Y triste el jibarito va pensando así, diciendo así,

Llorando así por el camino

Qué será de Borinquen, mi Dios querido,

Qué será de mis hijos y de mi hogar.

                         Rafael Hernández: “Lamento Borincano”

 

 

 

                      ¡Qué sinfín

de muertos que te vieron

me piden la mirada, para verte!

                    Pedro Salinas: “El contemplado”                          

 

         Desde nuestra perspectiva austral, solemos urdir un mapa de América Latina donde ciertas islas del Caribe ocupan un lugar, al menos, impreciso. Tal es el caso de Puerto Rico. Para algunos, en el nombre se cifra una isla de ensueño propicia para el mercadeo turístico que amalgama playa, salsa y ron sin excluir el mito de una sensualidad sin límites. En otra onda, más cercana de la programación de MTV, el nombre suena a éxito latino encarnado en figuras como las de Ricky Martin o Chayanne y el vertiginoso ritmo de un mundo de opulencia entrevisto desde el esquivo ilusionismo de la pantalla televisiva.
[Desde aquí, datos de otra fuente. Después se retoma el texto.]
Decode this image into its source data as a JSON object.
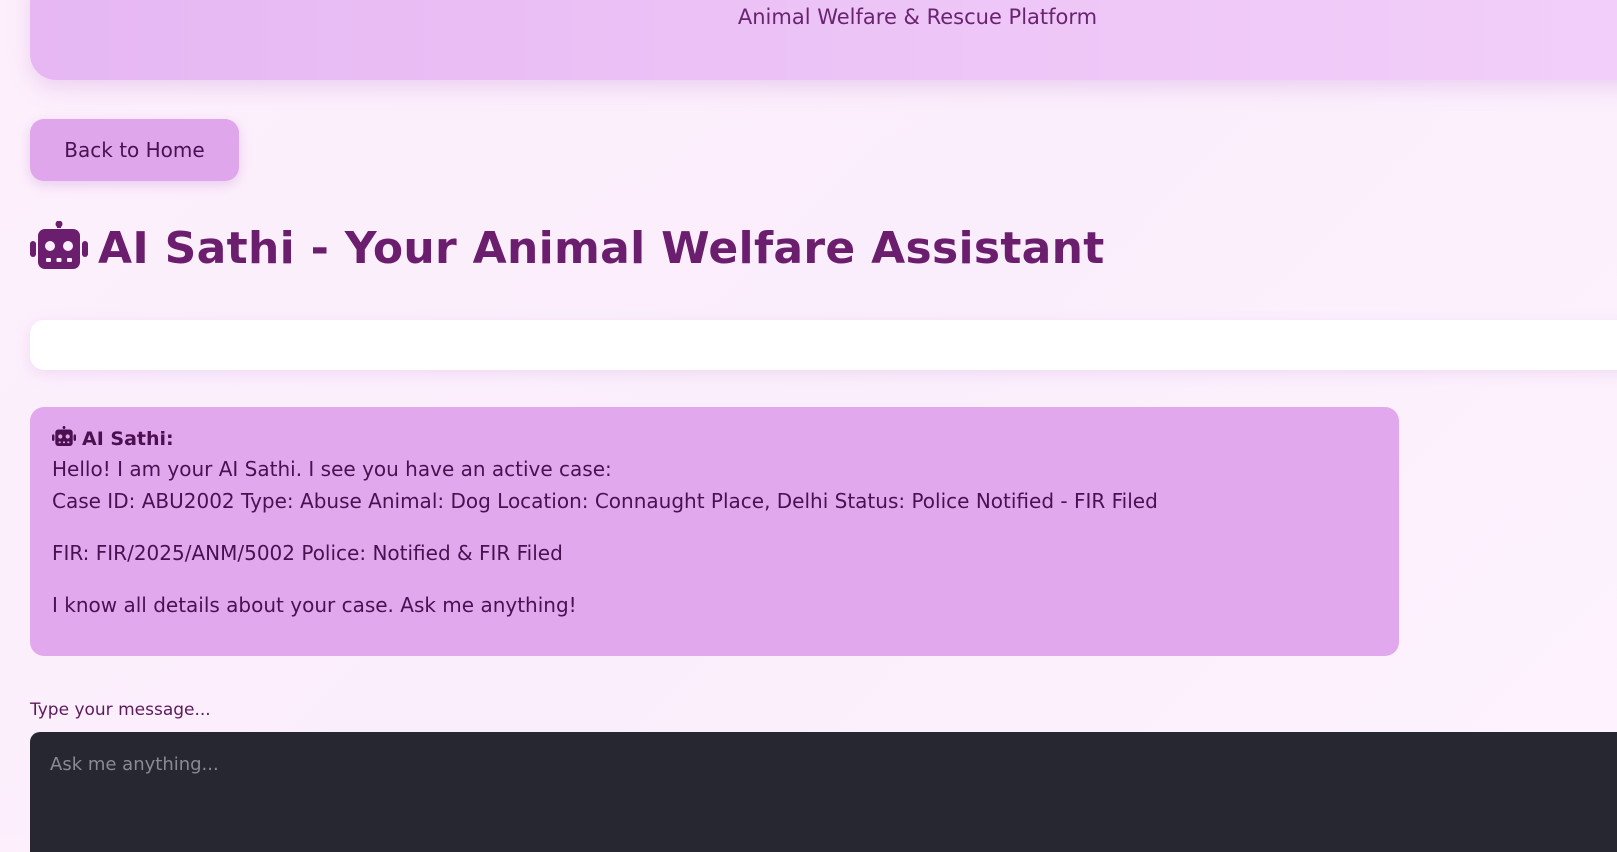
{
  "header": {
    "subtitle": "Animal Welfare & Rescue Platform"
  },
  "nav": {
    "back_label": "Back to Home"
  },
  "page": {
    "title": "AI Sathi - Your Animal Welfare Assistant",
    "title_icon": "robot-icon"
  },
  "chat": {
    "messages": [
      {
        "sender": "AI Sathi:",
        "sender_icon": "robot-icon",
        "lines": [
          "Hello! I am your AI Sathi. I see you have an active case:",
          "Case ID: ABU2002 Type: Abuse Animal: Dog Location: Connaught Place, Delhi Status: Police Notified - FIR Filed",
          "FIR: FIR/2025/ANM/5002 Police: Notified & FIR Filed",
          "I know all details about your case. Ask me anything!"
        ]
      }
    ]
  },
  "input": {
    "label": "Type your message...",
    "placeholder": "Ask me anything...",
    "value": ""
  },
  "colors": {
    "accent": "#6b1d6e",
    "banner": "#e6b7f3",
    "button": "#dfa6ec",
    "message_bg": "#e1a8ee",
    "input_bg": "#262730"
  }
}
Sin embargo, siempre habrá algunos conocedores de la tradición popular latinoamericana para quienes Puerto Rico es evocación del legendario Rafael Hernández y las notas memorables de “Capullito de Alelí”, “Cumbanchero” o “Lamento borincano”. Precisamente el “Lamento”, convertido con el paso de los años en una suerte de himno nacional puertorriqueño, se alza como la contracara de la imagen marketinera del paraíso tropical consumible. Más aún, hay quienes sostienen que el relato de las penurias del jíbaro en 1930 da inicio al cancionero de protesta en América Latina. Su vigencia –al margen de su reactivación en la excepcional versión de Caetano Veloso en los noventa - se explica por la agobiante persistencia de la ominosa marginación y desigualdad social en nuestros países.

         El “Lamento” adquiere mayor significación cuando lo reinsertamos en las circunstancias de profunda melancolía que rodearon su composición en una tarde fría y lluviosa del Harlem de 1929. Habitante de los márgenes de una ciudad extranjera, el compositor, a través de su ensoñación, logra retornar al país natal para relatar las desventuras de los que no han podido salir de la isla. Su situación y su nostalgia ponen en escena un acontecimiento fundamental de la historia puertorriqueña: el mayor éxodo poblacional del siglo XX en América Latina. La canción de Hernández también da testimonio del abandono de la vida rural como efecto del inexorable proceso de modernización. La entrada del jíbaro a la ciudad se alza como visión profética de la magnitud que alcanzará el desplazamiento masivo en las décadas siguientes. Arcadio Díaz Quiñones en  El arte de bregar  analiza la transformación abierta en la década del cincuenta por el Estado Libre Asociado  cuando emigraron a los Estados Unidos cerca de medio millón de puertorriqueños excluidos de las ventajas del progreso impuesto por los acuerdos  entre los gobiernos. Entre 1940 y 1960, la cifra se acerca al millón de una población que no llegaba entonces a los tres millones.  A este fenómeno de la emigración, Edgardo Rodríguez Juliá añade la trama íntima de la historia del Caribe: los que salieron de la isla hacia los “niuyores” en busca de un destino mejor, fueron,  mayoritariamente, los tataranietos de esclavos traídos de África. “Nací – escribe E.R.J.- en medio de uno de los procesos de transformación social más interesantes que ha conocido el siglo. Los cambios urbanos que trajo la industrialización, la paz muñocista, aquella gran emigración de nuestros pobres al norte, la diáspora de otros pueblos antillanos a nuestro suelo […] Me considero escritor de un momento privilegiado. He podido contemplar lo que llamó Walter Benjamin el ángel del progreso y sus catástrofes, o sea, ese lugar donde lo irrecuperable, lo perfectamente atropellado y destruido por la Historia se vuelve nostalgia, añoranza, deseo de recordar y conocimiento, que mientras tengamos la memoria de sus voces, los muertos no estarán muertos, al menos, no del todo”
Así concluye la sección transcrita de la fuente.